Viele Angehörige von Pflegebedürftigen machen sich spätestens dann, wenn die eigenen Kräfte erschöpft sind, Gedanke darum, ob es zu dem eigenen aufopferungsvollen Einsatz realistische Alternativen gibt, die auch finanzierbar sind. 

Berücksichtigt man, dass die Leistungen der gesetzlichen Pflegeversicherung niemals für eine vollständige Absicherung der Pflegerisiken ausreichen, ist jede Substitution der eigenen Arbeitskraft oftmals auch mit erheblichen Zusatzaufwendungen verbunden. 

Allerdings kommt es auch durchaus vor, dass privat Pflegende in Extremfällen sogar ihre Arbeitsstelle aufgeben müssen, um Angehörigen zur Seite zu stehen. In solchen Fällen kann es u.U. Allein schon finanziell Sinn machen, Pflegekräfte hinzuzuholen, um die eigene berufliche Entwicklung sicherzustellen.

Hauptmotivation wird aber wohl immer bleiben, qualifizierten Ersatz zu finden. 

Hier wird es aber hinsichtlich der Finanzierung abenteuerlich. Greift man in Deutschland auf einen deutschen Pflegedienst zurück, der eine 24-Stunden-Hilfe rund um die Uhr zur Verfügung stellt, so muss eine Familie dafür nach Auskunft des Pflege-Selbsthilfeverbands mit rund 14.600 Euro pro Monat (!) rechnen, was für über 99% aller in Frage kommenden Familien utopisch sein dürfte.

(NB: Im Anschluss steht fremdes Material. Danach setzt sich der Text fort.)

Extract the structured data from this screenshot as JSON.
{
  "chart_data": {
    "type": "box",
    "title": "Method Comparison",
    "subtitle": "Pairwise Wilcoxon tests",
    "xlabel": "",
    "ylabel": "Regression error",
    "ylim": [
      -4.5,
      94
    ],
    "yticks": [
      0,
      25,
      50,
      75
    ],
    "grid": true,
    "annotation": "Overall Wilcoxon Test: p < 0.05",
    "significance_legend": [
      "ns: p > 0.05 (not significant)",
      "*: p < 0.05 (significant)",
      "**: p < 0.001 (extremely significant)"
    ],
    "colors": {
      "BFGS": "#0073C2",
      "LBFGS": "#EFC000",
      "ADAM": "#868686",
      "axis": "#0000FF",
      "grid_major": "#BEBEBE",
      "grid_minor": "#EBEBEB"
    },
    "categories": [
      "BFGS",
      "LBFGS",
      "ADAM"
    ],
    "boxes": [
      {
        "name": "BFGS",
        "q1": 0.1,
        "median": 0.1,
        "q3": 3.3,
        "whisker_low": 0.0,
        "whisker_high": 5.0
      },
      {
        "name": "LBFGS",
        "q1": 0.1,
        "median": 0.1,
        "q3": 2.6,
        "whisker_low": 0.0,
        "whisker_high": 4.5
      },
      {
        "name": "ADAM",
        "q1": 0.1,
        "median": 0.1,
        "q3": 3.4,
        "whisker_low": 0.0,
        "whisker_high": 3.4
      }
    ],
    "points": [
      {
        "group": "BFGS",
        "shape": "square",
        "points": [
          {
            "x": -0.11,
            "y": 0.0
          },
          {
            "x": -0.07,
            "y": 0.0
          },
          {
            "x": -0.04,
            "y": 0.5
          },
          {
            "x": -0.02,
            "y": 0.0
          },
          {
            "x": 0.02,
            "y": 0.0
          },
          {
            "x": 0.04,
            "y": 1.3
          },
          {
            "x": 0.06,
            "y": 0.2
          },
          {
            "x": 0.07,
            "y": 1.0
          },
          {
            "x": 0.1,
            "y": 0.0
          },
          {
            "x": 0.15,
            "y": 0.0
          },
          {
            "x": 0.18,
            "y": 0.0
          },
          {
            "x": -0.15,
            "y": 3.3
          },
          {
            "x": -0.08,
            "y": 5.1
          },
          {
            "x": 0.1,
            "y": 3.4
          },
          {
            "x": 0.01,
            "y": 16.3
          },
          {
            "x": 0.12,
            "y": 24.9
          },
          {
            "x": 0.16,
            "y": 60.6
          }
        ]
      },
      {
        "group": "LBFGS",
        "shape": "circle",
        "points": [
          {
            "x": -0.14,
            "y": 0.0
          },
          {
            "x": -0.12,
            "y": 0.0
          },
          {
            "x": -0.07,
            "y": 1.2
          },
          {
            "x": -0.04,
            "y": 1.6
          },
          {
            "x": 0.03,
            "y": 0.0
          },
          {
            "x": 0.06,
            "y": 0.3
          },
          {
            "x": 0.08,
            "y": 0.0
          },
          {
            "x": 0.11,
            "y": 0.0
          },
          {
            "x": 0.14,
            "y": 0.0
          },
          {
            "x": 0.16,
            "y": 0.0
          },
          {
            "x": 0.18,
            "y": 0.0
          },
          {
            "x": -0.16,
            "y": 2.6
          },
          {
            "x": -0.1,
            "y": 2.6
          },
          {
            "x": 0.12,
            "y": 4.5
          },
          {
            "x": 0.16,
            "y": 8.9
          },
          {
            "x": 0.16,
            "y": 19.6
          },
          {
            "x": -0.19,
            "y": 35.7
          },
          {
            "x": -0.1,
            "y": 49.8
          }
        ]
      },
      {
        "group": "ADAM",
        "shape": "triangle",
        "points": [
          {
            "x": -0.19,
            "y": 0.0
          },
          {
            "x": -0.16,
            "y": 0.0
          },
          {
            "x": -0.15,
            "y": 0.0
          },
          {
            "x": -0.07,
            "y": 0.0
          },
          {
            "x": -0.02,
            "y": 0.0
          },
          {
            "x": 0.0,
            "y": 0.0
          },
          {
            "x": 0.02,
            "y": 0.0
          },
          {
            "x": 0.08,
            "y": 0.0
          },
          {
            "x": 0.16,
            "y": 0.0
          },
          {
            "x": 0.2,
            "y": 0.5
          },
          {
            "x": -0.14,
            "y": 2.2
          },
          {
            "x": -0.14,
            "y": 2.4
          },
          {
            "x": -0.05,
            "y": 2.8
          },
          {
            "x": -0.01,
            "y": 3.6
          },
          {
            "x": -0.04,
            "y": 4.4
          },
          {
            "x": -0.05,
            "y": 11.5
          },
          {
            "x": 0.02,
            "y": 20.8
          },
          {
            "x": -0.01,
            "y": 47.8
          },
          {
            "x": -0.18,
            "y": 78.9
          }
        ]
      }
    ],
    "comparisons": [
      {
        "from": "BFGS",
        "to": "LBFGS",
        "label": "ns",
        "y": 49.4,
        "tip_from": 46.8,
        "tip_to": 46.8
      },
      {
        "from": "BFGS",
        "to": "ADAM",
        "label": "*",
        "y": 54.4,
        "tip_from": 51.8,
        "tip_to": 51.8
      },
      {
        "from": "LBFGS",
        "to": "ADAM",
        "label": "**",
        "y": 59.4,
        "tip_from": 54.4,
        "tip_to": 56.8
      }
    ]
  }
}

Wie viele Medien mittlerweile erkannt haben und in der Öffentlichkeit zunehmend ins Bewusstsein rückt, sind hier Altenpflegekräfte aus Polen die Wahl der Not.

Viele Familien, die vor diese Alternative gestellt werden, stellen sich allerdings sofort die Frage, ob eine 24-Stunden-Betreuung durch osteuropäische Pflegekräfte überhaupt legal ist. 

Tatsache ist, dass es darauf keine eindeutige Antwort gibt. 

Nach EU-Recht ist zweifelsfrei die Beschäftigung von EU-Bürgern zulässig (Dienstleistungsfreizügigkeit) . Dann muss aber die pflegende Familie entweder als Arbeitgeber mit allen damit verbundenen Pflichten für die angestellte Pflegekraft fungieren. Oder aber es wird die Option ergriffen, das sogenannte Entsendemodell zu nutzen. In diesem Fall wird die Pflegekraft im EU-Heimatland angestellt und sozialversichert.

Das Unternehmen (aus Tschechien oder Polen oder einem anderen EU-Land) schickt seine Angestellten dann mit einer speziellen Legitimation nach Deutschland. (A1-Formular).  Dort werden sie über eine deutsche Vermittlungsagentur interessierten Familien angeboten. Die Agentur übernimmt dann Abwicklung und Organisation der Tätigkeit. Hier ist darauf zu achten, dass die Kommunikation mit der Vermittlungsagentur sehr detailliert und dauerhaft vor sich gehen kann. Auch auf Transparenz und Glaubwürdigkeit des Angebots ist zu achten. Kosten von 1500 -2000 Euro pro Monat sind durchaus seriös, Preise unter 1200 Euro sind schon kritisch zu sehen.

Betroffene sollten also aufpassen nicht an eines der schwarzen Schafe der Branche zu geraten.